Ich überlege: Ein Prozent? Welche vergleichbaren Ein-Prozent-Risiken würde ich eingehen, wenn mein Leben davon abhinge? Würde ich in ein Flugzeug steigen, wenn jeder hundertste Flug abstürzen oder entführt würde? Nein! Würde ich einen Bungee-Sprung wagen, wenn die Seile in einem von hundert Fällen rissen? Nein! Würde ich mir am Kiosk ein Eis kaufen, wenn bekannt wäre, dass von hundert Tüten eine vergiftet ist? Niemals! Noch nicht einmal bei einem Risiko von eins zu 10.000 würde ich das tun. Das wäre reines Russisch Roulette. Und mit dem Verzehr von Rindfleisch? Wenn ich von meiner Risikoeinschätzung von einem Prozent ausgehe, kann die Entscheidung nur lauten: Nein, danke. Auch wenn mein Magen noch so laut knurrt.

Nachtrag: Gott sei Dank zeichnet sich heute ab, dass der »Worst-Case«, der schlimmste anzunehmende Fall in Sachen Übertragung von BSE auf den Menschen, nicht eingetreten ist. Trotzdem würde ich auch heute wieder genauso handeln.

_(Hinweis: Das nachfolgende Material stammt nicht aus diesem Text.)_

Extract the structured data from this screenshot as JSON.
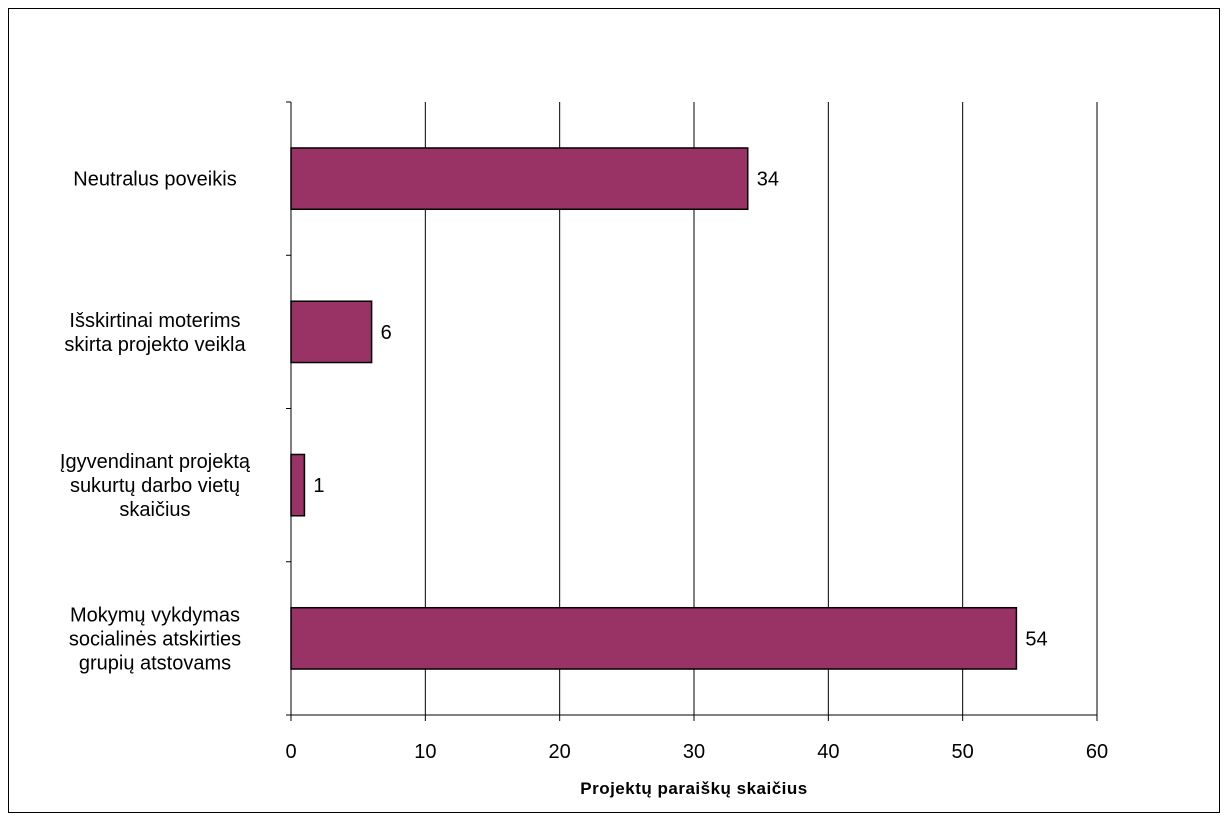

Eine ähnlich überzogene Risikobereitschaft vieler Menschen wie damals finden wir übrigens immer wieder. Ein besonders alarmierendes Beispiel ist der Bau und Betrieb von Kernkraftwerken. Wenn »Experten« sagen, statistisch käme es nach »derzeitigen Erkenntnissen« nur alle 10.000 Jahre bis 30.000 Jahre zu einer Kernschmelze, erscheint das Risiko verschwindend gering. Wenn wir diese Jahreszahl aber durch die Anzahl der Reaktoren teilen, die auf unserem Kontinent stehen (ca. 150), landen wir auch hier wieder in der Größenordnung von einem Prozent. Andere Berechnungen gehen sogar noch von einem deutlich höheren Risiko aus. Demnach liegt die Wahrscheinlichkeit, dass es in Europa innerhalb von 40 Jahren zu einem Super-GAU kommt, bei rund 16 Prozent. Anders ausgedrückt, bei 1 zu 6. Das entspricht der Wahrscheinlichkeit, beim Würfeln eine Sechs zu würfeln. Und das allein in Europa! Statistisch gesehen waren die bisherigen großen Katastrophen Harrisburg, Tschernobyl und Fukushima also durchaus nicht außergewöhnlich, sondern zu erwarten. Gewissermaßen alles nach Plan und innerhalb des bekannten Risikos. Um das Risiko herunterzuspielen, spricht man dann gerne verharmlosend statt vom »Risiko« vom »Restrisiko« – als ob diese Worthülse irgend etwas anderes bedeute.

Für dieses Kapitel finde ich kein amüsantes Schlusswort. Mir ist einfach nur schlecht. Und das nicht vor Hunger.